Abstract

Crush stenting with drug-eluting stents is used to treat left main coronary artery (LMCA) bifurcations. However, the rate of restenosis at the left circumflex (LCX) artery ostium is high. The impact of the three-dimensional (3D) structure of LMCA bifurcation on the outcome of crush stenting with respect to restenosis has not been described. This study examined the stent expansion, deformity, overlapping, and apposition after crush stenting of LMCA bifurcations. Bare metal stents were crushed at LMCA bifurcations in a 3D model that reproduced actual angles, such that the stent deployed from the LMCA to the left anterior descending (LAD) artery crushed the stent deployed from the LMCA to the LCX, followed by kissing balloon inflation. The stents were inspected under fluoroscopy and endoscopy. The effect of the bifurcation angle on stent expansion was also examined. In the 3D model, one stent overlapped the other in the distal LMCA, in contrast to the nearly parallel position of the stents observed in a separate two-dimensional model. When the LAD stent overlapped the LCX stent, the latter was crushed on the myocardial side of the vessel, and an unstented segment was observed on the nonmyocardial side, at the LCX ostium.
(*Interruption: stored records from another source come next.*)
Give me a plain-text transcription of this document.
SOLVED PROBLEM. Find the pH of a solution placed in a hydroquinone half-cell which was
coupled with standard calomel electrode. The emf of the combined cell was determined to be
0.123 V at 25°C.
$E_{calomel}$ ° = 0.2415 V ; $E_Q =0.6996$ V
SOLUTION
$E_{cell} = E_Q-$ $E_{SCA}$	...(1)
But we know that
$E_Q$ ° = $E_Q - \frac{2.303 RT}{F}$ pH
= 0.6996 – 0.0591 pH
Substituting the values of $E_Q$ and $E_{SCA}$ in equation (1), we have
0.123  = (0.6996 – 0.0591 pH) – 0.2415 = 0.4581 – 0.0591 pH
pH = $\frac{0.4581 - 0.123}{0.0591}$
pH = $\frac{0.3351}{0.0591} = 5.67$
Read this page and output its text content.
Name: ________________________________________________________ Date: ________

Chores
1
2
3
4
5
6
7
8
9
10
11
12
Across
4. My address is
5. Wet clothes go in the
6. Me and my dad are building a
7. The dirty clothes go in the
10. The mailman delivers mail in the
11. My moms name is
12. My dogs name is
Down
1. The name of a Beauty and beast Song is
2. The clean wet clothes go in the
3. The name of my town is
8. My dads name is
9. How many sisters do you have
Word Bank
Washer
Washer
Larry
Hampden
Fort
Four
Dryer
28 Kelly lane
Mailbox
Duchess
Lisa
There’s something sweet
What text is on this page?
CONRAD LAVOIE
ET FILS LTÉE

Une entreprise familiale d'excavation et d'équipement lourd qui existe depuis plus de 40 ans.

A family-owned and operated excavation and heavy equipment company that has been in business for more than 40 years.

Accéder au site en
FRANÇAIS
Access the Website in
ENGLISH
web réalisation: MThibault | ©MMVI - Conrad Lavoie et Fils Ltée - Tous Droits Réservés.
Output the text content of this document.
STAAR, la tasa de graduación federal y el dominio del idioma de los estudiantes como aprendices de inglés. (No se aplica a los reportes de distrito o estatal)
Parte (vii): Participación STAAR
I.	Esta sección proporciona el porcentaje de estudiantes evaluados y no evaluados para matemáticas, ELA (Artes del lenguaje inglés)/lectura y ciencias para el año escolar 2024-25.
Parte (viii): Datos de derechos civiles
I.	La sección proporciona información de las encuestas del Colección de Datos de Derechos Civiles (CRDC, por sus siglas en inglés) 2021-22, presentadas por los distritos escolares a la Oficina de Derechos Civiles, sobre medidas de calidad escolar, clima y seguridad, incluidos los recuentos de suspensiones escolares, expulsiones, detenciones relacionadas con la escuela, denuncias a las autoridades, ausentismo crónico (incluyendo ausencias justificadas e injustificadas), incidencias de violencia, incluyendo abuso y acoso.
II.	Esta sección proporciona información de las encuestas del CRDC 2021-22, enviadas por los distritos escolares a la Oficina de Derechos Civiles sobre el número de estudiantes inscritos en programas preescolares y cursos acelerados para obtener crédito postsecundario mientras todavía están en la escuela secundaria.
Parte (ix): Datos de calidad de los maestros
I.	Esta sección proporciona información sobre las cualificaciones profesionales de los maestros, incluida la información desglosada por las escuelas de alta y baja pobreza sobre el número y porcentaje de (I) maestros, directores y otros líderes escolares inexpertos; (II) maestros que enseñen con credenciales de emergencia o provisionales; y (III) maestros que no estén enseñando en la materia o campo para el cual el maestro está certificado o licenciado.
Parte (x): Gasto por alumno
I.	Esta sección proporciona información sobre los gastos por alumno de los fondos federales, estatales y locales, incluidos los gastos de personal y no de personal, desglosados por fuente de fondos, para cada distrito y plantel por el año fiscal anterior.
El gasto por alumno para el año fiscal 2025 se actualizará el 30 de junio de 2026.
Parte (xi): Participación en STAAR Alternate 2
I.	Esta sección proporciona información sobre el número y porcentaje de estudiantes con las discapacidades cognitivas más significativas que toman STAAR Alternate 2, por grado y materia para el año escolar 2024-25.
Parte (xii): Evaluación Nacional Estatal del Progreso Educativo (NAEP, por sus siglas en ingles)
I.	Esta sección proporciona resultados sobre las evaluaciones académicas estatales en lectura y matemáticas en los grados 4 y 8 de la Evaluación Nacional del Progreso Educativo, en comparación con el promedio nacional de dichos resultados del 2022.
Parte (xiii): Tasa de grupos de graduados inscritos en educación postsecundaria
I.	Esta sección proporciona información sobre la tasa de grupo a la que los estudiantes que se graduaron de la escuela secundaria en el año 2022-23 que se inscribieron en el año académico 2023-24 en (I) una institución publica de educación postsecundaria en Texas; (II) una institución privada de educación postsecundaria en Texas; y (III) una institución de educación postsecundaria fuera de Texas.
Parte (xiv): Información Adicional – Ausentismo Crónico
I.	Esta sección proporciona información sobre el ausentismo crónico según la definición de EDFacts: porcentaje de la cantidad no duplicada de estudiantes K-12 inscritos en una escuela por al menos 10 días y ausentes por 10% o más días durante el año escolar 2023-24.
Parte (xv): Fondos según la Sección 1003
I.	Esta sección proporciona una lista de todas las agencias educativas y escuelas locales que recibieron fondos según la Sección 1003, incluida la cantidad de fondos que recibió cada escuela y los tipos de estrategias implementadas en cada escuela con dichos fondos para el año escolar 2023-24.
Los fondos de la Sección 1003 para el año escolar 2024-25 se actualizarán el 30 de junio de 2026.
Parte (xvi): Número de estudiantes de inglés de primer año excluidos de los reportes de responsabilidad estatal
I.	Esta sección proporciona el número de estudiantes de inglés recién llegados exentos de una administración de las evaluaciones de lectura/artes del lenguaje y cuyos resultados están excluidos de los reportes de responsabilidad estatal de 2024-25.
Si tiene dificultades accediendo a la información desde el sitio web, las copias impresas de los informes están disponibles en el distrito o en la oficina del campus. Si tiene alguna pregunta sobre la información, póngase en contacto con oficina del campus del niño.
When the overlap was reversed, the LCX stent was crushed on the nonmyocardial side and an unstented segment was observed on the myocardial side. A narrow LMCA-LCX angle was associated with less expansion of the LCX stent at the ostium than more distally, and with a higher likelihood of incomplete stent apposition. Overlap of the LAD stent over, as opposed to under, the LCX stent was associated with close apposition of the stent to the vessel on the myocardial side, at the ostium of the LCX artery, where atherosclerotic plaques are likely to be present. The spatial plaque burden and bifurcation angle should be closely examined before crush stenting, and segments should not be left unstented over large plaques.